Del perché e del percome si fotografa

Sarà che io sono sempre stata in bilico tra le parole e le immagini, senza mai decidere tra questi due grandi amori. Sarà pure che mi vien facile usare questo paragone ancora una volta, ma fotografare è un po’ come scrivere: lo si fa sempre per un lettore o, nello specifico, per un pubblico che osserva la nostra produzione. Le due strade spesso si affiancano, qualche volta si intersecano, si tratta pur sempre di due modi diversi di raccontare una storia a chi ha voglia di ascoltarla. E di scegliere quale linguaggio utilizzare o se parlare in prima o in terza persona. Fate conto di essere dei romanzieri, amici fotografi, e chiedetevi per quale motivo i potenziali “lettori” (fruitori) dovrebbero acquistare il vostro prodotto.
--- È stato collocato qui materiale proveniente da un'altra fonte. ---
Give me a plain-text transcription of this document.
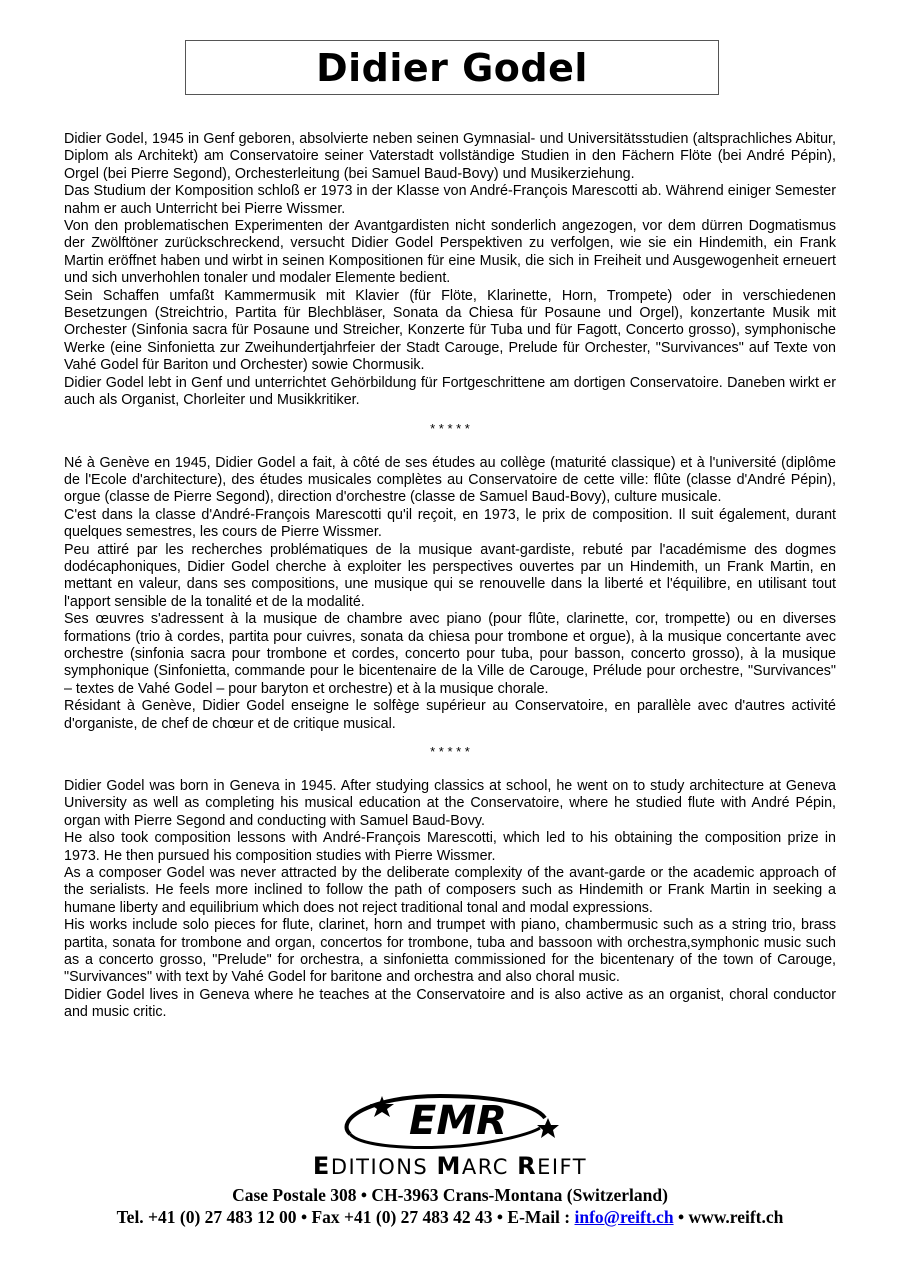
Didier Godel

Didier Godel, 1945 in Genf geboren, absolvierte neben seinen Gymnasial- und Universitätsstudien (altsprachliches Abitur, Diplom als Architekt) am Conservatoire seiner Vaterstadt vollständige Studien in den Fächern Flöte (bei André Pépin), Orgel (bei Pierre Segond), Orchesterleitung (bei Samuel Baud-Bovy) und Musikerziehung.

Das Studium der Komposition schloß er 1973 in der Klasse von André-François Marescotti ab. Während einiger Semester nahm er auch Unterricht bei Pierre Wissmer.

Von den problematischen Experimenten der Avantgardisten nicht sonderlich angezogen, vor dem dürren Dogmatismus der Zwölftöner zurückschreckend, versucht Didier Godel Perspektiven zu verfolgen, wie sie ein Hindemith, ein Frank Martin eröffnet haben und wirbt in seinen Kompositionen für eine Musik, die sich in Freiheit und Ausgewogenheit erneuert und sich unverhohlen tonaler und modaler Elemente bedient.

Sein Schaffen umfaßt Kammermusik mit Klavier (für Flöte, Klarinette, Horn, Trompete) oder in verschiedenen Besetzungen (Streichtrio, Partita für Blechbläser, Sonata da Chiesa für Posaune und Orgel), konzertante Musik mit Orchester (Sinfonia sacra für Posaune und Streicher, Konzerte für Tuba und für Fagott, Concerto grosso), symphonische Werke (eine Sinfonietta zur Zweihundertjahrfeier der Stadt Carouge, Prelude für Orchester, "Survivances" auf Texte von Vahé Godel für Bariton und Orchester) sowie Chormusik.

Didier Godel lebt in Genf und unterrichtet Gehörbildung für Fortgeschrittene am dortigen Conservatoire. Daneben wirkt er auch als Organist, Chorleiter und Musikkritiker.

* * * * *

Né à Genève en 1945, Didier Godel a fait, à côté de ses études au collège (maturité classique) et à l'université (diplôme de l'Ecole d'architecture), des études musicales complètes au Conservatoire de cette ville: flûte (classe d'André Pépin), orgue (classe de Pierre Segond), direction d'orchestre (classe de Samuel Baud-Bovy), culture musicale.

C'est dans la classe d'André-François Marescotti qu'il reçoit, en 1973, le prix de composition. Il suit également, durant quelques semestres, les cours de Pierre Wissmer.

Peu attiré par les recherches problématiques de la musique avant-gardiste, rebuté par l'académisme des dogmes dodécaphoniques, Didier Godel cherche à exploiter les perspectives ouvertes par un Hindemith, un Frank Martin, en mettant en valeur, dans ses compositions, une musique qui se renouvelle dans la liberté et l'équilibre, en utilisant tout l'apport sensible de la tonalité et de la modalité.

Ses œuvres s'adressent à la musique de chambre avec piano (pour flûte, clarinette, cor, trompette) ou en diverses formations (trio à cordes, partita pour cuivres, sonata da chiesa pour trombone et orgue), à la musique concertante avec orchestre (sinfonia sacra pour trombone et cordes, concerto pour tuba, pour basson, concerto grosso), à la musique symphonique (Sinfonietta, commande pour le bicentenaire de la Ville de Carouge, Prélude pour orchestre, "Survivances" – textes de Vahé Godel – pour baryton et orchestre) et à la musique chorale.

Résidant à Genève, Didier Godel enseigne le solfège supérieur au Conservatoire, en parallèle avec d'autres activité d'organiste, de chef de chœur et de critique musical.

* * * * *

Didier Godel was born in Geneva in 1945. After studying classics at school, he went on to study architecture at Geneva University as well as completing his musical education at the Conservatoire, where he studied flute with André Pépin, organ with Pierre Segond and conducting with Samuel Baud-Bovy.

He also took composition lessons with André-François Marescotti, which led to his obtaining the composition prize in 1973. He then pursued his composition studies with Pierre Wissmer.

As a composer Godel was never attracted by the deliberate complexity of the avant-garde or the academic approach of the serialists. He feels more inclined to follow the path of composers such as Hindemith or Frank Martin in seeking a humane liberty and equilibrium which does not reject traditional tonal and modal expressions.

His works include solo pieces for flute, clarinet, horn and trumpet with piano, chambermusic such as a string trio, brass partita, sonata for trombone and organ, concertos for trombone, tuba and bassoon with orchestra,symphonic music such as a concerto grosso, "Prelude" for orchestra, a sinfonietta commissioned for the bicentenary of the town of Carouge, "Survivances" with text by Vahé Godel for baritone and orchestra and also choral music.

Didier Godel lives in Geneva where he teaches at the Conservatoire and is also active as an organist, choral conductor and music critic.

EMR
EDITIONS MARC REIFT
Case Postale 308 • CH-3963 Crans-Montana (Switzerland)
Tel. +41 (0) 27 483 12 00 • Fax +41 (0) 27 483 42 43 • E-Mail : info@reift.ch • www.reift.ch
Ve lo domandate troppo poco, secondo me, e il risultato è una continua, bulimica, produzione inutile di scatti che non interessano a nessuno. Talvolta nemmeno a voi.
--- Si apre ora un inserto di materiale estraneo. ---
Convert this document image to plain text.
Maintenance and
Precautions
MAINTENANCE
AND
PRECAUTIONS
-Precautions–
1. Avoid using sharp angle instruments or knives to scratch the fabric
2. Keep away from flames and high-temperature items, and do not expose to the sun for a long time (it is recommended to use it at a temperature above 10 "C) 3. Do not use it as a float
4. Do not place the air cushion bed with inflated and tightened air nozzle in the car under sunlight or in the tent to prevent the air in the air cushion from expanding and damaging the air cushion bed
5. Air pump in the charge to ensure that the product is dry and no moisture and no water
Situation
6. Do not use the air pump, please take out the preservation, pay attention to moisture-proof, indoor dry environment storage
La storia che raccontate, sia scritta che scattata, deve incuriosire, stupire, appassionare, dire qualcosa che nessuno ha mai detto prima in un modo che vi renda riconoscibili e unici, deve invogliare ad arrivare in fondo. Deve essere fatta come fosse un editoriale in prima pagina sul Corriere della Sera. Altrimenti non ditela affatto. Pensateci. Pensate a quando leggete un buon articolo o un bel romanzo. Dalle prime righe restate catturati; dopo due capitoli di solito si fa fatica ad abbandonare quel testo sul comodino, spegnere la luce e dormire. Il lettore viene, insomma, invitato a partecipare. Poi la storia si fa articolata, arricchita di dettagli e ramificazioni, di episodi che la rafforzano e colpi di scena, in un continuo cambio di tensione, fino al gran finale. Inizio, sviluppo e chiusura, come una simbolica Esse maiuscola immaginata facendo muovere il vostro dito per disegnarla su un vetro reso opaco dal vapore.
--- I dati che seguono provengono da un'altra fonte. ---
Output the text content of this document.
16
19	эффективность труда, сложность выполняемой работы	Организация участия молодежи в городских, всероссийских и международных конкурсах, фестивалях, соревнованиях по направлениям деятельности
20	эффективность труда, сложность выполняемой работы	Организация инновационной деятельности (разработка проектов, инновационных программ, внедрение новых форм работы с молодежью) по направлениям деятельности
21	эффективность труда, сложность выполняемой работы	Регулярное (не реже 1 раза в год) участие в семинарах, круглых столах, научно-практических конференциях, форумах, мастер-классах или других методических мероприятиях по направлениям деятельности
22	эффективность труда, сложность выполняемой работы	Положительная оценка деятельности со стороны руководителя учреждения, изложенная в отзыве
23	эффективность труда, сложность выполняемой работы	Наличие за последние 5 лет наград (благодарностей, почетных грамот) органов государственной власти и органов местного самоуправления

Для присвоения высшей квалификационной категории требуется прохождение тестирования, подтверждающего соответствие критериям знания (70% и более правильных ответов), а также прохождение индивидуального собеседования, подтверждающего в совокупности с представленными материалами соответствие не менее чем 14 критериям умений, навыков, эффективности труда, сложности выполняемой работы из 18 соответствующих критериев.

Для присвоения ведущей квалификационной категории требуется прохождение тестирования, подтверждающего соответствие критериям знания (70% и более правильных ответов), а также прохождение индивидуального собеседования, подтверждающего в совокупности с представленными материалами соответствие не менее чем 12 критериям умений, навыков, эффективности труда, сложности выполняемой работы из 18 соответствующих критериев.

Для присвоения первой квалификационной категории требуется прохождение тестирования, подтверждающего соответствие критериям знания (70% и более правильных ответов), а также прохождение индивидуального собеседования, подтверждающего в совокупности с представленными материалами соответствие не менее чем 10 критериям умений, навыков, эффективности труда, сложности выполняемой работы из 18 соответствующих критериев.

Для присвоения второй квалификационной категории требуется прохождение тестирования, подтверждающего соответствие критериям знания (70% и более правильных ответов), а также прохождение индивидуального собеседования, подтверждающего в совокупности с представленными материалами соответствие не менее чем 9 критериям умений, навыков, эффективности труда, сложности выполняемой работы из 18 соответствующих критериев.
Quella Esse, che cito spesso ai giovani fotografi che vengono da me a farsi leggere il portfolio, voi dovete averla sempre davanti, quando fotografate. Sia che stiate realizzando una singola immagine, un ritratto ad esempio, o che si tratti di un intero progetto di documentazione, il vostro obiettivo è sempre la storia che regalate a chi vi osserva e che deve avere un senso.

Diceva quel tale: “Ah, no, io faccio foto solo per me stesso”. Beh, io non ci credo quasi mai e glielo dico quasi sempre. Ogni autore, fotoamatore, turista, appassionato del mezzo, scatta per condividere con uno o più soggetti. Accade più facilmente oggi, visto che, grazie alla rete e ai social network, basta un click per divulgare un nostro contenuto a un numero sempre crescente di persone. Ma accadeva anche trenta o quarant’anni fa, quando si tornava da una vacanza con un sacco di diapositive o rullini da sviluppare e poi si organizzavano delle serate per mostrarle ai compagni di avventure, non sempre contenti di farsi ammorbare dal nostro proiettore. C’è infatti da chiedersi quante delle immagini che realizziamo interessino, oggi come allora. Anzi, oggi più di allora. Mettiamo poi che siate voi stessi il vostro pubblico. Quante volte vi capita di riguardare in Apple Photo o nell’account Instagram di un anno fa? Quante volte riordinate o sfogliate le cartelle archiviate sul pc o sull’hard disk esterno? Avete davvero il tempo di farlo? Produciamo immagini in quantità industriali, che consumano enormi volumi di energia e spazio sui server, e per fortuna sono (come dico sempre io) in formato “liquido” e non di carta, altrimenti servirebbe un altro pianeta per smaltirle tutte. Oggi sembra che l’azione creativa-filosofica, che dovrebbe ruotare intorno a questa giovane arte, abbia perso di valore. Si tende a fotografare per comunicare: dove siamo, come stiamo, con chi siamo, se ci stiamo divertendo oppure no. Lo faccio io stessa, tranne poi fermarmi per pensarci su e dire a me stessa, a voi, che ne produciamo troppe, senza sosta, in villeggiatura come in metropolitana, durante una gita o a un concerto o davanti allo specchio del bagno. Ecco, esempio perfetto: a chi interessa il vostro selfie del mattino, prima o dopo la pipì? Forse nemmeno a voi stessi. E sapete qual è la ragione? E’ che molte delle immagini realizzate oggi, non raccontano nessuna bella storia.